Result tables of three granularities
(Memberid, siteid, adzoneid, province, uv, ipuv) R_TABLE_4
(Memberid, siteid, adzoneid, uv, ipuv) R_TABLE_3
(Memberid, siteid, uv, ipuv)
R_TABLE_2
Step 1: Press memberid, siteid, adzoneid, province,Use groupDeduplication, Generate a temporary table, cookie, ip
Tag and place them together. The temporary table is called T_4;
Select
Memberid, siteid, adzoneid, province, type, user
From (
Select
Memberid, siteid, adzoneid, province, 'A' type, cookie as user from mm_log where
Ds = 20101205
Union all
Select
Memberid, siteid, adzoneid, province, 'I' type, ip as user from mm_log where
Ds = 20101205
) X group
Memberid, siteid, adzoneid, province, type, user;
Step 2: RankingTo generate tables T_4_NUM.Hadoop, the strongest and core capabilities are parition and sort. Grouping by type and acookie,
Type, acookie, memberid, siteid, adzoneid, and province ranking.
Select *,
Row_number (type, user, memberid, siteid, adzoneid
) As adzone_num,
Row_number (type, user, memberid, siteid) as site_num,
Row_number (type, user, memberid
) As member_num,
Row_number (type, user
) As total_num
From
(Select * from T_4 distribute by type, user sort by type, user,
Memberid, siteid, adzoneid) x;
In this way, we can get the ranking of users at different levels of granularity.
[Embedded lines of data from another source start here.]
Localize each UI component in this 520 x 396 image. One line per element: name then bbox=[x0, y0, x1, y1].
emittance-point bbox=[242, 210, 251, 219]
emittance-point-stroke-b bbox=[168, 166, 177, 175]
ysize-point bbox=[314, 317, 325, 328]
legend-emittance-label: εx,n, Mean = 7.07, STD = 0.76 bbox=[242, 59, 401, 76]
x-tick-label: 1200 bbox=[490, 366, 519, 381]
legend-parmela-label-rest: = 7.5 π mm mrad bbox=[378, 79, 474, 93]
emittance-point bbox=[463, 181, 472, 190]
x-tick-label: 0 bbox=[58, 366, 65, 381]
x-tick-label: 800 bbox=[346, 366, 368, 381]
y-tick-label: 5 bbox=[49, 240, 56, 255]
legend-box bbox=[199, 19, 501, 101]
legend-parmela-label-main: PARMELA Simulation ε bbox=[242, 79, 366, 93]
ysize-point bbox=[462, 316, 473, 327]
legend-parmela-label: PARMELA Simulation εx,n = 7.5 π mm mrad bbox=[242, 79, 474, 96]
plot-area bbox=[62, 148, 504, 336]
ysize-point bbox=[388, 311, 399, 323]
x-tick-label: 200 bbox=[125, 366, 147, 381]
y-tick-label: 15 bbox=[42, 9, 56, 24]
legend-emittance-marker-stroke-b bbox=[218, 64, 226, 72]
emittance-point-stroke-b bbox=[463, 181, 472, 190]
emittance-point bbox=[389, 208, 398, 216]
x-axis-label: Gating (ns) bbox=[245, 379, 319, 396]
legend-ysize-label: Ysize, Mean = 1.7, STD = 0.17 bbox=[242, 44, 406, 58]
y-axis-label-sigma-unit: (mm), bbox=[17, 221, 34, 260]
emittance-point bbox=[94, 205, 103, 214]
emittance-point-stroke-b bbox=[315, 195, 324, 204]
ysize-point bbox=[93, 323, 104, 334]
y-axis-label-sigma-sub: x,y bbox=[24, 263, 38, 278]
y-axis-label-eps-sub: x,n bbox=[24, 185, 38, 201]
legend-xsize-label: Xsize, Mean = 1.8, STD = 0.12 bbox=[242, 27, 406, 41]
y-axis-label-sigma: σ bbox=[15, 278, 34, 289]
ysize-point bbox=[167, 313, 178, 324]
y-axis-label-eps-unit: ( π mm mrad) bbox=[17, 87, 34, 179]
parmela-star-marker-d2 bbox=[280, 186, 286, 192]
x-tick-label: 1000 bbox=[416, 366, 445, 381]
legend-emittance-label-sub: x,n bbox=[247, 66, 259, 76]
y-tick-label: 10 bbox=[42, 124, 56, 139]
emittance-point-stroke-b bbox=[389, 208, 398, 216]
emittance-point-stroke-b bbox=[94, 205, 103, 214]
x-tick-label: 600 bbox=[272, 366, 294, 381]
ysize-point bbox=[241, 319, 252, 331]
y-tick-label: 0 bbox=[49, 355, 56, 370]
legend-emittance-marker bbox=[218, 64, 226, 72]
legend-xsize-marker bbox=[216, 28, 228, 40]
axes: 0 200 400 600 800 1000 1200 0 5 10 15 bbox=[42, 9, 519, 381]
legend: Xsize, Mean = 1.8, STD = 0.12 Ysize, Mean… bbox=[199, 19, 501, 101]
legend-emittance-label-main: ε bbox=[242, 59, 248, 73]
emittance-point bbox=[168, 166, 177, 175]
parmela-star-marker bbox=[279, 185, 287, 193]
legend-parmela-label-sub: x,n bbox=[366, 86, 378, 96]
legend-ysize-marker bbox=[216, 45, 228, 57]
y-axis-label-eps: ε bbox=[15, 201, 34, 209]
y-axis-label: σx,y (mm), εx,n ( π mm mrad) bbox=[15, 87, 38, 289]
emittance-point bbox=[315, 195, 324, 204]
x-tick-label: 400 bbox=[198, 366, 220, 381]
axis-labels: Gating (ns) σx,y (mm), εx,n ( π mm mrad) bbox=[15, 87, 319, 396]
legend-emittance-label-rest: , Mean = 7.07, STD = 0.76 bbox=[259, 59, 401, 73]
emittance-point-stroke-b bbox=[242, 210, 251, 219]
The same user id is at different levels of granularity, and there are only one record with the ranking equal to 1. The sum operation is performed when the rank is equal to 1, and the result is equivalent to the sum operation after the Group by user deduplication.
Step 3: for uv statistics of different granularities, The result table R_TABLE_4 is generated starting from the finest granularity. At this time, the result set is only 10 million.
For example, how to count the granularity of memberid, siteid, adzoneid, and provinceid uv is
Select
Memberid, siteid, adzoneid, provinceid,
Sum (case
When type = 'A' then cast (1) as bigint end) as province_uv,
Sum (case
When type = 'I 'then cast (1) as bigint end) as province_ip,
Sum (case when
Adzone_num = 1 and type = 'A' then cast (1) as bigint end) as adzone_uv,
Sum (case when
Adzone_num = 1 and type = 'I' then cast (1) as bigint end) as adzone_ip,
Sum (case when
Site_num = 1 and type = 'A' then cast (1) as bigint end) as site_uv,
Sum (case when
Site_num = 1 and type = 'I' then cast (1) as bigint end) as site_ip,
Sum (case when
Member_num = 1 and type = 'A' then cast (1) as bigint end) as member_uv,
Sum (case when
Member_num = 1 and type = 'I' then cast (1) as bigint end) as member_ip,
Sum (case when
Total_num = 1 and type = 'A' then cast (1) as bigint end) as total_uv,
Sum (case when
Total_num = 1 and type = 'I' then cast (1) as bigint end) as total_ip,
From t_4_num
Group
Memberid, siteid, adzoneid, provinceid;
For the UV of advertising space granularity, The r_table_4 statistics are collected. This is the source table's-level statistics.
Select
Memberid, siteid, adzoneid, sum (adzone_uv), sum (adzone_ip)
From r_table_4
Group
Memberid, siteid, adzoneid;
UV Calculation of memberid and siteid,
UV Calculation of memberid,
The total UV calculation is also summarized from r_table_4.